Besides the unique music and the grid shapes for each level, there are also different shaped puzzle pieces. I think this is where most of the problem existed when trying to get better at the game. Unless I practiced on a single stage with a single set of pieces, I wouldn't get better at playing this game. This requires me to listen to the same music over and over if I wanted to get better and this ends up being a huge flaw in trying to feel accomplished at the end of the day. This revelation is what made me want to play the least amount of this game in order to write this review.

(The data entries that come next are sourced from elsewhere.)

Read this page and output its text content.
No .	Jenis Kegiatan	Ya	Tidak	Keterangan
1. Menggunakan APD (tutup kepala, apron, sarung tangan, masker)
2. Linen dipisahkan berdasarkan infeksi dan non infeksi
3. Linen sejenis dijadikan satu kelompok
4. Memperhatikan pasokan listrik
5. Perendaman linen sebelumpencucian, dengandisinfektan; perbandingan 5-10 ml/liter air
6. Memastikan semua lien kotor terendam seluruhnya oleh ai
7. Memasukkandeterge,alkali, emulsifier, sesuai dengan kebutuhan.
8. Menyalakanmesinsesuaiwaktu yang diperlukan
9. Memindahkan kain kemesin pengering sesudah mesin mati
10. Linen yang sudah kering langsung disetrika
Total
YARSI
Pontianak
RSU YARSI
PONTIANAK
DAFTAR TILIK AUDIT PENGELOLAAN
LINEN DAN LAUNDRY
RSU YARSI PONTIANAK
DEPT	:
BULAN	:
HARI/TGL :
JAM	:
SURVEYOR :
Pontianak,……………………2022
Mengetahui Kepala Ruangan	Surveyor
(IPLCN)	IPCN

This is the only time I feel as if the variety of a puzzle game has contributed to my feelings of dislike for the game.

Solving the Puzzle
The problems don't end with the difficulty and the changing set of puzzle pieces. The puzzle portion of the game is rather boring. You have already heard me talk about the different grids that I was tasked at filling up and the different sized pieces that were to be used, but the gameplay itself was aggravating and uneventful. The plan was to place pieces on the grid to fill up 3x3 or greater areas. These areas (called "quads") could be rectangular (e.g. 3x10) or square (e.g. 4x4), and the game offers some time to build them up to pretty large sizes. Where I felt limited was that there was a bar that would pass over the screen and a pace had to be maintained in order to continue building these areas up. If the bar passes over a quad that hasn't been increased in size it will lock it in place and the grid under the quad will be colored in. So, the main objective is to color in the entire grid, which is not the same as simply filling it with blocks.

Due to my skill level, I was never able to produce very large quads, and the quads that I did produce usually had pieces sticking out beyond the colored in areas. These remainder blocks could be used to color in more of the grid if they were used to make more quads. However, if allowed to sit around for too long, they would disappear and take away the multiplier that was helping to provide time extensions. Ultimately it was the time limit that made me dislike the core concept of this puzzler.

My Final Thoughts
I really wanted to like Chime Super Deluxe. It has many great ideas that aren't quite there for the quality of puzzle games that I find myself being attracted to. There were some local player versus and co-op modes where up to four friends can play locally. I wasn't able to get into that due to lack of local friends with time in their busy schedules to play with. I loved most of the music in the game, and even the tracks that I didn't enjoy 100% were still good because of the unique audio mixing game mechanic. I just can't get over how bland the game feels after playing for hours. The musical component made it relaxing, the time limits made it stressful, and the puzzle game play made it forgettable. I wouldn't mind playing this game again when I have a few friends over. However, I wouldn't recommend this to anyone unless some sizable DLC appears.

Developed by ZoŽ Mode, Chime Super Deluxe is a PlayStation 3 title available on the PlayStation Network. The title is available digitally in the PlayStation Store for those who live in North America or Europe. I played this game for 3 hours, making my way through the entirety of Timed Mode and practicing a little afterwards in an attempt to get better, prior to writing this review.